結露したワイングラス。指先に触れるガラスの鋭い冷たさと、そこからじわりと滲み出した水滴の感触。白ワインの淡い黄金色が、部屋の柔らかな間接照明を透かして静かに揺れている。グラスの表面をなぞると、小さな雫が不規則な線を描いて滑り落ち、木製のテーブルに小さな輪を作った。冷えた液体が喉を通る瞬間の、心地よい刺激と、その後に残るぶどうの微かな甘み。それは、静まり返った部屋の中で唯一、はっきりと意識できる温度だった。

雨音に溶けていく、不器用な沈黙

「ねえ、明日も雨だと思う?」 君が窓の外、青紫に濡れた紫陽花を見つめたまま、ぽつりと呟いた。外はしとしとと降り続く雨が、世界を淡い灰色に塗り潰している。 「さあ。でも、止まなくてもいい気がする」 僕が答えると、君は少しだけ肩をすくめて、ゆっくりと僕の方を振り返った。その瞳には、予定が崩れたことへの迷いと、それからほんの少しの安堵が混ざっていた。 「計画してたサイクリング、できなくなるね」 「いいよ。ホテルの中で、ただ雨の音を聞いてるだけでも。というか、それがいいかもしれない」 僕たちの会話はいつも、結論を急がない。空白の時間が多いけれど、その空白が心地よいと感じ始めたのは、この旅に来てからだった。

霧の向こうに、本当の距離を見つける

土の下で種が弾けるとき、そこには相当な圧力がかかっているはずだ。暗闇の中で、自分の殻を内側から押し広げ、冷たい土をかき分けて根を下ろす。その痛みのようなプロセスがあるからこそ、地上に芽が出たとき、人はそれを「成長」と呼ぶ。僕と君の関係も、もしかするとそんな状態だったのかもしれない。互いのリズムが合わなくて、もどかしさを感じていた時間は、決して無駄な空白ではなく、深く根を伸ばすための準備期間だったのだという気がする。

ホテル古柏園に足を踏み入れたとき、まず感じたのは、建物全体が纏っている穏やかな時間の流れだった。
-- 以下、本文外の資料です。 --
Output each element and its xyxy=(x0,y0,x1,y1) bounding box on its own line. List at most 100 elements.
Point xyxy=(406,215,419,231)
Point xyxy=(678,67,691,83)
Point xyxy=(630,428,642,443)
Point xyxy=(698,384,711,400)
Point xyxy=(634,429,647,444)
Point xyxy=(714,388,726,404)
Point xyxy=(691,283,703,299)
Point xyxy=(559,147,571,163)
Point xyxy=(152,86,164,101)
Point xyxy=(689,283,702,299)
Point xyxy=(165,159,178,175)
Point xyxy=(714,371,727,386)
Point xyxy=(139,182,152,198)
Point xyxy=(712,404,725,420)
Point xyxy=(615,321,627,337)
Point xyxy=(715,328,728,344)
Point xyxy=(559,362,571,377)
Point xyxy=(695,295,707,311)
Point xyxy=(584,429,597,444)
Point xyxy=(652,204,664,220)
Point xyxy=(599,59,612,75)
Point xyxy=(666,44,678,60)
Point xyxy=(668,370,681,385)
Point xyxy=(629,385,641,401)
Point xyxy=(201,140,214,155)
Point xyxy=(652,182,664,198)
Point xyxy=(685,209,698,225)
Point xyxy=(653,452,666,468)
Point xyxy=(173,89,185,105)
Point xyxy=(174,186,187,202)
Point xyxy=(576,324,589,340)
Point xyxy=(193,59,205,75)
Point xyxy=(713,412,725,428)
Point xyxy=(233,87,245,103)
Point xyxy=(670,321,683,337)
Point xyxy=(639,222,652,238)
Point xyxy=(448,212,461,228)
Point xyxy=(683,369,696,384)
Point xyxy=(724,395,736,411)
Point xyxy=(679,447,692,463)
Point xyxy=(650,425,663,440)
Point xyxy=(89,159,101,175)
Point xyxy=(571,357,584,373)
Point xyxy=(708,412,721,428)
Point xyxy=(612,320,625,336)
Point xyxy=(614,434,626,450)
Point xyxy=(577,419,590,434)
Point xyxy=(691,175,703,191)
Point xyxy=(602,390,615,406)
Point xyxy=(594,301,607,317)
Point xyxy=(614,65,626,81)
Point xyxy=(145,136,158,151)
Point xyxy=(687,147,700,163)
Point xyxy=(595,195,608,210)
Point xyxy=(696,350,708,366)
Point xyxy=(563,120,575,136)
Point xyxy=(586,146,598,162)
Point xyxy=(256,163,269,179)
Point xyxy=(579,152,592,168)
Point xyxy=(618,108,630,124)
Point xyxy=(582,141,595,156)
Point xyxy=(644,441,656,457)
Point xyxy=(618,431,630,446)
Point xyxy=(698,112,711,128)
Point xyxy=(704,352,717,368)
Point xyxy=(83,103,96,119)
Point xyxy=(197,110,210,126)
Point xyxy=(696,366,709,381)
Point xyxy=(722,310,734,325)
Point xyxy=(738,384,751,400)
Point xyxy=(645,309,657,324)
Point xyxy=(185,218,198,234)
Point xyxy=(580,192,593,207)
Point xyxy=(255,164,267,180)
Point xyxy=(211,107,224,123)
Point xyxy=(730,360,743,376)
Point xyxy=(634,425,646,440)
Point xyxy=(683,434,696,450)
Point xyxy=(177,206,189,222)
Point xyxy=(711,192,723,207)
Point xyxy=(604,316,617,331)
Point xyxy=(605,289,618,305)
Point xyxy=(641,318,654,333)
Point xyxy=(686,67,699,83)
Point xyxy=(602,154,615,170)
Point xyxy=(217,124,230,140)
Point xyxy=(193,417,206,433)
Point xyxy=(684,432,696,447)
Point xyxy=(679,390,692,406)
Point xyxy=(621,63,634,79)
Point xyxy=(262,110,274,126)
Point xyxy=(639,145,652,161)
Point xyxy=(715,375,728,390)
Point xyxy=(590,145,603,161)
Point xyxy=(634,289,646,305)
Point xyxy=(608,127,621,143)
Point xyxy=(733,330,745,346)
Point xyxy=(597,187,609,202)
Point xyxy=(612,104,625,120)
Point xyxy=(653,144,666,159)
最新の設備が整った都会のホテルのような鋭さはないけれど、使い込まれた廊下の質感や、スタッフの自然な微笑みに、どこか懐かしい安心感がある。案内された和室ベッドルームに足を踏み入れると、い草の清々しい香りが鼻腔をくすぐり、深く呼吸するたびに、強張っていた肩の力がゆっくりと抜けていった。裸足で踏んだ床の温度が、ちょうどよく体温に近いことに気づいたとき、ようやく自分たちが「ここにいていいのだ」と腑に落ちた。

特にお気に入りだったのは、八階のラウンジから眺めた景色だ。六月の霧が深く、甲州盆地が白いベールに包まれている。遠くに南アルプスの稜線が、ぼんやりと、けれど確かにそこに在ることを主張していた。視界が遮られているからこそ、隣に座る君の体温や、かすかに聞こえる呼吸の音が、いつもより鮮明に届く。すべてが見えないことは、不便ではなく、むしろ贅沢なことだ。見えない部分を、想像力と信頼で埋めていく。その作業こそが、二人で旅をすることの意味なのだろう。

温泉に浸かったとき、お湯の重みが心地よく肌にまとわりついた。石和温泉の柔らかな湯が、指先の先までじっくりと温めていく。露天風呂で冷たい外気と熱い湯の境界線に身を置いていると、心の中にある小さな棘が、ひとつずつ溶け出していく感覚があった。食事で出された地元の山梨産食材を使った会席料理は、彩りが美しく、一口ごとに季節の移ろいが伝わってくる。特に、地元のぶどうを使った料理の、繊細な酸味と深いコクのバランスに、思わず君と顔を見合わせて笑った。その瞬間、僕たちは言葉を使わずに、同じ周波数で共鳴していた。

チェックアウトしてホテルを離れるとき、雨は上がっていた。けれど、僕たちの間には、雨の日だからこそ共有できた、しっとりとした親密さが残っていた。完璧な旅ではなかったかもしれない。けれど、不完全なままで隣にいていいと思えたことが、何よりも心地よかった。

濡れたアスファルトに反射する光の中を、僕たちはゆっくりと、同じ歩幅で歩き出した。

  • 8階ラウンジで、霧に包まれた南アルプスの稜線を眺めながら、あえて何も話さない時間を過ごしてほしい。
  • 地元のワインと、旬の食材を活かした創作会席で、味覚の繊細な変化を二人で共有してほしい。